Калам взглянул на приближающийся пиратский корабль.
— Думаешь договориться с пиратами? А что им помешает перерезать тебе глотку и уплыть со всем добром? — спросил ассасин, незаметно перейдя на «ты».
Казначей тоже этого не заметил.
— Сомневаюсь, что мой дядя и двоюродные братья станут меня убивать, — сказал он. — А теперь я настоятельно предлагаю тебе отправиться в каюту и не высовывать оттуда носу.
Игнорируя его совет, Калам прошел к военным морякам.
По их рассказам, ночное сражение с пиратами было яростным и коротким. Мало того что корабль развалился у тех под ногами — обезумевшая команда затеяла еще и потасовку между собой.
— Это больше походило на бойню, — призналась лейтенант. Моряки поглядывали на протекающую обшивку, торопясь заткнуть очередные дыры.
— Наши не получили ни одной царапины, — добавила женщина.
— Вы разобрались что к чему? — тихо спросил Калам.
— Более или менее. А почему ты спрашиваешь, капрал?
— Казначей прикажет вам сложить оружие.
— Ого! А потом пираты перережут нам глотки и пошвыряют за борт? Не знаю, какие документы получил этот казначей, но здесь дело попахивает государственной изменой.
— Пусть он украл у другого вора, однако я понимаю, о чем ты говоришь.
Калам встал.
— Я переброшусь парой слов с командой, потом вернусь сюда.
— Слушай, Калам, а почему бы нам прямо сейчас не расправиться с этим казначеем и его шавкой-телохранителем?
— Не стоит нарушать правил, лейтенант. Оставь убийство тем, чьи души уже запятнаны кровью.
Женщина понимающе кивнула.
Калам разыскал матроса, с которым говорил тогда, в трюме. Матрос стоял на полубаке и сворачивал канат. Всем своим видом он показывал, что очень занят.
— Слышал, ты спас капитана, — шепнул матрос, увидев Калама.
— Спас-то спас, но он не в лучшем состоянии.

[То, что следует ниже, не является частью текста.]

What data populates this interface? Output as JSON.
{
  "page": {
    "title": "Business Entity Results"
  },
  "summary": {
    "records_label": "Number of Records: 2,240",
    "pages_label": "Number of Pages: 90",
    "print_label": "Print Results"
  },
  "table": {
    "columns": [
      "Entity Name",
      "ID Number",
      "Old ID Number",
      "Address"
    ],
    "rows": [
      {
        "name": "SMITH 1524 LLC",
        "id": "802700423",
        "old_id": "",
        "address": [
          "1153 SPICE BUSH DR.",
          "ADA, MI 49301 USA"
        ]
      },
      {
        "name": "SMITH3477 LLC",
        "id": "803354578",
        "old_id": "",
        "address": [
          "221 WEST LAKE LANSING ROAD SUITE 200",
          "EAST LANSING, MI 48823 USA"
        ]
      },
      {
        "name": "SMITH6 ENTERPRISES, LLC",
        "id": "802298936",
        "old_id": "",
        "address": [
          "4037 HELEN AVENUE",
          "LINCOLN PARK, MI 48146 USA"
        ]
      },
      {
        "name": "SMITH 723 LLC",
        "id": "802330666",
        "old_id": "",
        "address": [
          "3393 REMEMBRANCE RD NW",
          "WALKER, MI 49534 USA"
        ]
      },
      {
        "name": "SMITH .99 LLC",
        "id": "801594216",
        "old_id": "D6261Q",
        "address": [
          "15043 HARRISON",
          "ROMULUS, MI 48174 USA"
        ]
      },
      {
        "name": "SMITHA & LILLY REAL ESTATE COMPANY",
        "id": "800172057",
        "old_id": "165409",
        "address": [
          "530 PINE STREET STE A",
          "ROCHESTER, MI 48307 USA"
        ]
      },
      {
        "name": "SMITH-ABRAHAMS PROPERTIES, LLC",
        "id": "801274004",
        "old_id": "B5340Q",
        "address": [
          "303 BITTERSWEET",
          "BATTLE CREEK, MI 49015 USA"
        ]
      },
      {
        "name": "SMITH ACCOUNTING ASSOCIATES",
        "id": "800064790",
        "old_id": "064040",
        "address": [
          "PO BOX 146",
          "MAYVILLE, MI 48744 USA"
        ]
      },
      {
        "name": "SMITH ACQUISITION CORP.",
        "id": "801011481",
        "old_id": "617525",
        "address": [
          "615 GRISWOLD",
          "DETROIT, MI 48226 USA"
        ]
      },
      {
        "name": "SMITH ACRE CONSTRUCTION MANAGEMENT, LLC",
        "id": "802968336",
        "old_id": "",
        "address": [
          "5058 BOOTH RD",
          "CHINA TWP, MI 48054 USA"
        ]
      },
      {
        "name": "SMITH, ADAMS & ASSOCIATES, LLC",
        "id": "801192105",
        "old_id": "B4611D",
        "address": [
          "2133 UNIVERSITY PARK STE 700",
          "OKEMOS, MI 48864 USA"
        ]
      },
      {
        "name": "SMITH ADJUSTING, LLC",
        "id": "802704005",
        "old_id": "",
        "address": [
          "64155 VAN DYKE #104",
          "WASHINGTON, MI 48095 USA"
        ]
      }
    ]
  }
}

— Понимаю. Наш кок стоит у его каюты. С тесаком. А кок у нас такой — может тесак и в ход пустить. Я даже видел, как он этим тесаком бреется. Кожа гладенькая, как грудки у невинной девушки.
— Кто теперь вместо помощников капитана?
— Если ты спрашиваешь, кто делает так, чтобы корабль плыл вперед, а не ко дну, и кто не дает ребятам бездельничать, так это я. Только новый капитан не больно-то хочет ко мне прислушиваться. А его верзила, едва море успокоилось, приказал лечь в дрейф.
— Чтобы груз из трюма перекочевал на соседний кораблик?